この太陽や風の問題は、昔は「風水の説」が取り扱ったものです。この科学的思考にその後、文化的?な解釈などを付けて、それが迷妄なものも混じって問題となりましたが、「風水」の基本は科学と正当文化だったときもあります。

 3:それでは、さらに、もう1つ次の問題に挑戦してみよう。

「ネコに小判」という言葉がありますが、それはどういう意味だろう。もし「ネコに鰯」ならネコはどうするか・・当然、前者はネコは食べられないし、使えない、後者の鰯なら食べられる。・・

①それでは「小判と鰯」とどう違うのか考えてみよう。

「ヒント」・・次の語句を使ってみよう・・「抽象」・「具象」、「直接」・「間接」

②それではネコの能力がどこまで高まればいいのだろう・・人間では何歳頃の能力までになるのか。

「ヒント」・・小判の本質「仕組み」(小判が何匹かの鰯に変わること)はネコには解らない。人間でも、これが分かるのはいつ頃だろう?

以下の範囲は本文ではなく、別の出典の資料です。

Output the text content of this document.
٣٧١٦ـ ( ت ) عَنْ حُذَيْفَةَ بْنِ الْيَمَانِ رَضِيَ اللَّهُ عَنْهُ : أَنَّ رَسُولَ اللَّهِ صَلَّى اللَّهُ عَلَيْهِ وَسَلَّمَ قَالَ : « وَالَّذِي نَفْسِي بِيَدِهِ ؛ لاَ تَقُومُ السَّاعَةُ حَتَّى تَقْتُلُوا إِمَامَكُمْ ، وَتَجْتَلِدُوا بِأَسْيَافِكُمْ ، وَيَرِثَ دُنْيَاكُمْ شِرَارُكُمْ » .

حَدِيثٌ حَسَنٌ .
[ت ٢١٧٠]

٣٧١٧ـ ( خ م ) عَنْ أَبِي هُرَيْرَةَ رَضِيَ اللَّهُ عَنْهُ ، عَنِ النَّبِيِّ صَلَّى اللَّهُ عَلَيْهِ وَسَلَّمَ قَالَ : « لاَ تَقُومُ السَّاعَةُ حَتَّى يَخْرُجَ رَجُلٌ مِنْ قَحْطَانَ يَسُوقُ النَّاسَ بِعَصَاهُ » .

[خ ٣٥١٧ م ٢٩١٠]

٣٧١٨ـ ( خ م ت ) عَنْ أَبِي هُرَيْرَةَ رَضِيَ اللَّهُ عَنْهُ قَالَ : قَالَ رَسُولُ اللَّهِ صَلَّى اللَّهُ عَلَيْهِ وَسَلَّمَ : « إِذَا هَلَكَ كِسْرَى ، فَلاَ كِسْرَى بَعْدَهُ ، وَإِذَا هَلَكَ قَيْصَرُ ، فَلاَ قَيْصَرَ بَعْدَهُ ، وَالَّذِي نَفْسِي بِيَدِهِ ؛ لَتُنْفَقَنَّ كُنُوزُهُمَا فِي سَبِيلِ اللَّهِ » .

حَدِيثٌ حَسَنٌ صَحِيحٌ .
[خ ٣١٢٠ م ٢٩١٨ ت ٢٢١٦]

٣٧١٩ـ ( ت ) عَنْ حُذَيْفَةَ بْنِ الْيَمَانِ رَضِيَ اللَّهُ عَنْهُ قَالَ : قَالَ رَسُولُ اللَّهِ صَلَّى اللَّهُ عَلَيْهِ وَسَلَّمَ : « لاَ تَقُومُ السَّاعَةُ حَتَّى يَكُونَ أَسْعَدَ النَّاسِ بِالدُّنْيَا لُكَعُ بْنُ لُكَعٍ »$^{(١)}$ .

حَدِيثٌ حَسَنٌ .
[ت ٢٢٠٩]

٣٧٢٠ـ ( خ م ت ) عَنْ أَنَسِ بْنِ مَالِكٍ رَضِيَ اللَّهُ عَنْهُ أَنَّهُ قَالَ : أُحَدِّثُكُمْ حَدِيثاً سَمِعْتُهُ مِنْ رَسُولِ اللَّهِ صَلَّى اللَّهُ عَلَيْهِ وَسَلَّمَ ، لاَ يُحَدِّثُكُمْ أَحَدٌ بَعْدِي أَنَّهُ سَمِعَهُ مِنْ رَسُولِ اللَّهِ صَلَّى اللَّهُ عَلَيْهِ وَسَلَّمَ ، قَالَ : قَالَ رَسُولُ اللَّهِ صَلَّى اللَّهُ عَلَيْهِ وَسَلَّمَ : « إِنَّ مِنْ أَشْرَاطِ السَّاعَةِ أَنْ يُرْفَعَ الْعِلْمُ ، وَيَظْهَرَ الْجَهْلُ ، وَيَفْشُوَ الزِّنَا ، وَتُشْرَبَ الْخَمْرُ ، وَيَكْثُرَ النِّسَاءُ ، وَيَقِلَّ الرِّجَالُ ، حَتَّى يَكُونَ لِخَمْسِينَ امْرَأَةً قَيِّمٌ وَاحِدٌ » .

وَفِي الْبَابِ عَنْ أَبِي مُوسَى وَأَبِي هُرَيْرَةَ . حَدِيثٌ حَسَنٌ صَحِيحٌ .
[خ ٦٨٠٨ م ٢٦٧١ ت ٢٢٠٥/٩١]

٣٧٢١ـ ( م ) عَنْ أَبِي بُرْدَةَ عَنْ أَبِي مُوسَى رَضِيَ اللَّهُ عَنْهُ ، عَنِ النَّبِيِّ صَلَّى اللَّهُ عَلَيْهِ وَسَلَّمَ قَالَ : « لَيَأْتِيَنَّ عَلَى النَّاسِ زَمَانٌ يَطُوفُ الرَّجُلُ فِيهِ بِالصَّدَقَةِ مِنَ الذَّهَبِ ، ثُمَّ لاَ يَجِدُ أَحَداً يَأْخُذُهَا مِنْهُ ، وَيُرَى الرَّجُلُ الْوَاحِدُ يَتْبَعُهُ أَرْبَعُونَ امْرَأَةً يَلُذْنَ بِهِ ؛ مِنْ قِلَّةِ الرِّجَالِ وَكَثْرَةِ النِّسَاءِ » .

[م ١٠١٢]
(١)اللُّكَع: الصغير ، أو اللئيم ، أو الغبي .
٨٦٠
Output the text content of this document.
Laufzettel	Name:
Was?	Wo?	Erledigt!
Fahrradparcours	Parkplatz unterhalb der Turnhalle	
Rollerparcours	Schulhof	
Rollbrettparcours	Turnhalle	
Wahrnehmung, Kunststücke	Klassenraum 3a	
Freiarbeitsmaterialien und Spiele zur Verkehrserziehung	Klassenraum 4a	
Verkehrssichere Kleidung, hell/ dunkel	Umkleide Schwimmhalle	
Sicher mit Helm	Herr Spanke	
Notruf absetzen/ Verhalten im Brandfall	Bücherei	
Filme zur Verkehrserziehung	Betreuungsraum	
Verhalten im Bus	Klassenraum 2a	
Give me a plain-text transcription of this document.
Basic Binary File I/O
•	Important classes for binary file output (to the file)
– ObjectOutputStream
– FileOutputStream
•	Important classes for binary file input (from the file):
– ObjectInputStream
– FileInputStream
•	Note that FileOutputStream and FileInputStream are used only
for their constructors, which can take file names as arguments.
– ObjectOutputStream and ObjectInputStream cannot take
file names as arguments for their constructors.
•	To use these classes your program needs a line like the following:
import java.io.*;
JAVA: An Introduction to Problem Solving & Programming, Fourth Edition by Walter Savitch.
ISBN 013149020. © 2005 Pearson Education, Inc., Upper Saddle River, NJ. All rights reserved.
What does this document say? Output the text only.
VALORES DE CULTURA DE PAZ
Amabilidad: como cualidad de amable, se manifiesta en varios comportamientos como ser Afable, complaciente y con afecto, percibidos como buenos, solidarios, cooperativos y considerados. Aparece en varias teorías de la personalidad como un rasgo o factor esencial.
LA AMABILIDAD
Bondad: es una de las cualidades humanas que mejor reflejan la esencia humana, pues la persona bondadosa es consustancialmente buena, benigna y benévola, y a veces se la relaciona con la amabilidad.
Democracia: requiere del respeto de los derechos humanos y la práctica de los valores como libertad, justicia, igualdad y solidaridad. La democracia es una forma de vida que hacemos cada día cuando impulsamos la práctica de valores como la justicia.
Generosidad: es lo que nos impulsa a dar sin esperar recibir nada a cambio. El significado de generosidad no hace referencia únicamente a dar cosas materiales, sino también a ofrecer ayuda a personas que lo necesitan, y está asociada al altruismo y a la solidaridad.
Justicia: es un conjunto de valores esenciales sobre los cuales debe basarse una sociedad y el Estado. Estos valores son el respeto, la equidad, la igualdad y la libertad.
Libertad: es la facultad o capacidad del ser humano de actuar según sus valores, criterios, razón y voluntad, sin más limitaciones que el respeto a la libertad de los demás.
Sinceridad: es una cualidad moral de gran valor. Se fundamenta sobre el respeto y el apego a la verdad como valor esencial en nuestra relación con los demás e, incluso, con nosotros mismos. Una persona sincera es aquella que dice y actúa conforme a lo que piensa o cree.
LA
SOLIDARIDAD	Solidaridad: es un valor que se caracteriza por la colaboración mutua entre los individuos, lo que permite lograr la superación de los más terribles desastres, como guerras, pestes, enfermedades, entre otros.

③さらに発展・・同じような諺に「豚に真珠」がありますが、やや意味合いが違います。その違いを説明すると・・

「ヒント」・・ネコの何を問題としたのか、豚の何を問題としたのか

 

☆ブログ用「第2部-3学習 シート」

 

○「解説・解答」

これも、現象と本質に関わる問題です。小判は、抽象物で間接的なものです。直接には食べられませんが、鰯と交換できます。それが分からないから「ネコ」なのです。人間は、「抽象」と「間接」が理解できるようになるのは10歳頃かな。でも、貨幣の発達史を見ると、物々交換からはじまり、小判の登場までには時間がかかっている。その後の「不換紙幣」までにはさらに道のりがあります。背後に「金銀」の保証付きの「兌換紙幣」を経てからですから・・「活用頭」もそう簡単にできたわけではないのですね。先人の永い思考と試行錯誤の後で「仕組み」ができあがってきたのです。これを学ぶことで私達は理解が早まります。ただし、この時に肝心なのが、この道のりを理解せずにその結果だけを知っているだけのことが多いのです。それでは、「小判の使い方を知っただけのネコ」になります。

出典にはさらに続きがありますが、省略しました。